Demand for mortgages fell 13.3% in the latest week as rates go back to highs last seen in November.
Demand for both purchases and refinancing both fell. That pushed the market composite index — a measure of mortgage application volume — down, the Mortgage Bankers Association (MBA) said on Wednesday.
The market index fell by 13.3% to 199.8 for the week ending Feb. 17, from a week earlier. A year ago, the index stood at 466.4.
Key details: The refinance index fell 2.2% and was down 72% compared to a year ago.
The purchase index — which measures mortgage applications for the purchase of a home — fell by 18.1% from last week.
Demand for purchase applications has plunged to the lowest level in nearly three decades, since 1995, the MBA said.
The average contract rate for the 30-year mortgage for homes sold for $726,200 or less was 6.62% for the week ending Feb. 17.
That’s up from 6.39% the week before, the MBA said.
For homes sold for over $726,200, the average rate for the 30-year was 6.44%.
The 15-year rose to 5.98%, from 5.85% last week.
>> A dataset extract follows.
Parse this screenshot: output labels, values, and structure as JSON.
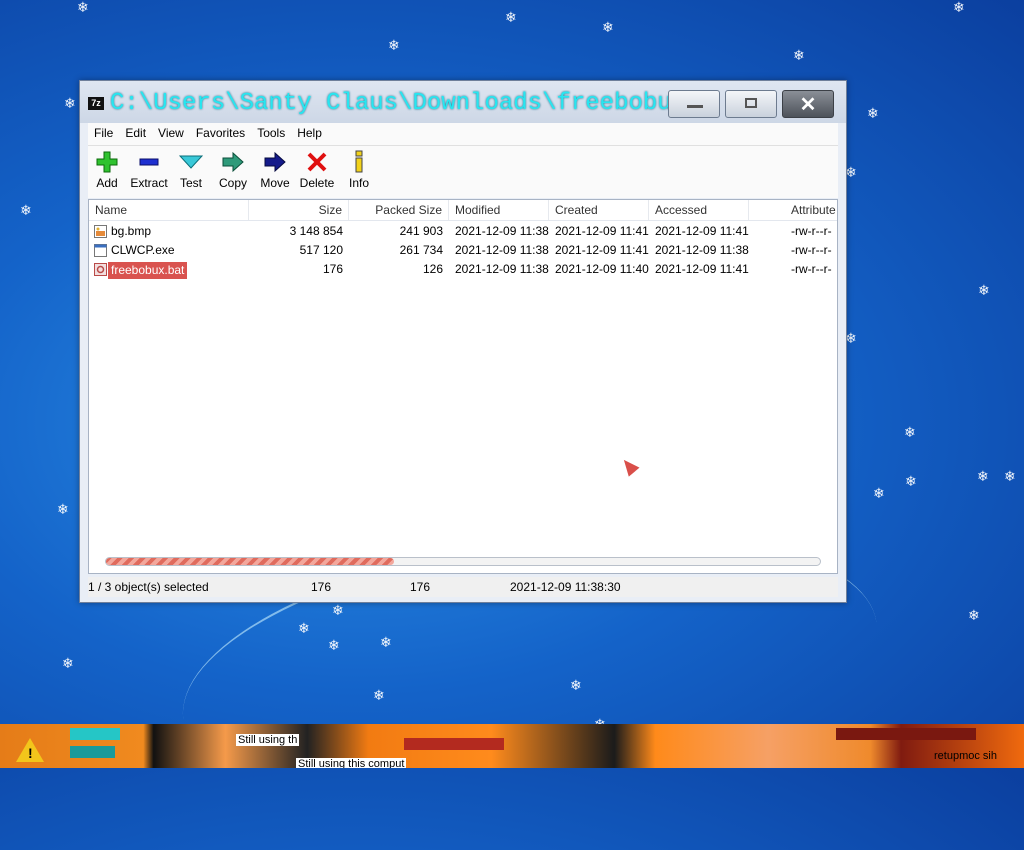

The rate for adjustable-rate mortgages rose to 5.66% from 5.53% last week.
The big picture: The housing market is incredibly rate-sensitive, and it’s demonstrating that in the latest data. Every percentage point increase in mortgage rates affects a buyer’s wallet, so it’s clear why they’re putting off purchasing a home.
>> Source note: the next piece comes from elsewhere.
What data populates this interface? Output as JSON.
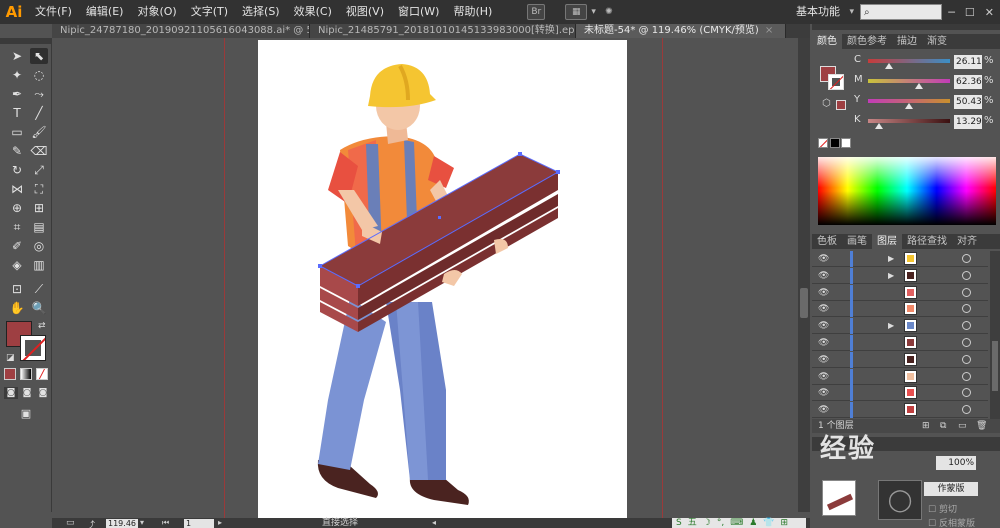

Hence the housing sector is likely to see sales remain depressed, throwing cold water on hopes for a recovery. That will also continue to show in home prices in the months ahead.
What are they saying? “This time of the year is typically when purchase activity ramps up, but over the past two weeks, rates have increased significantly as financial markets digest data on inflation cooling at a slower pace than expected,” Joel Kan, vice president and deputy chief economist at the MBA, said.
“The increase in mortgage rates has put many homebuyers back on the sidelines once again,” he added, “especially first-time homebuyers who are most sensitive to affordability challenges and the impact of higher rates.”
Market reaction: The yield on the 10-year Treasury note
TMUBMUSD10Y,
rose beyond 3.93% in early morning trading Wednesday.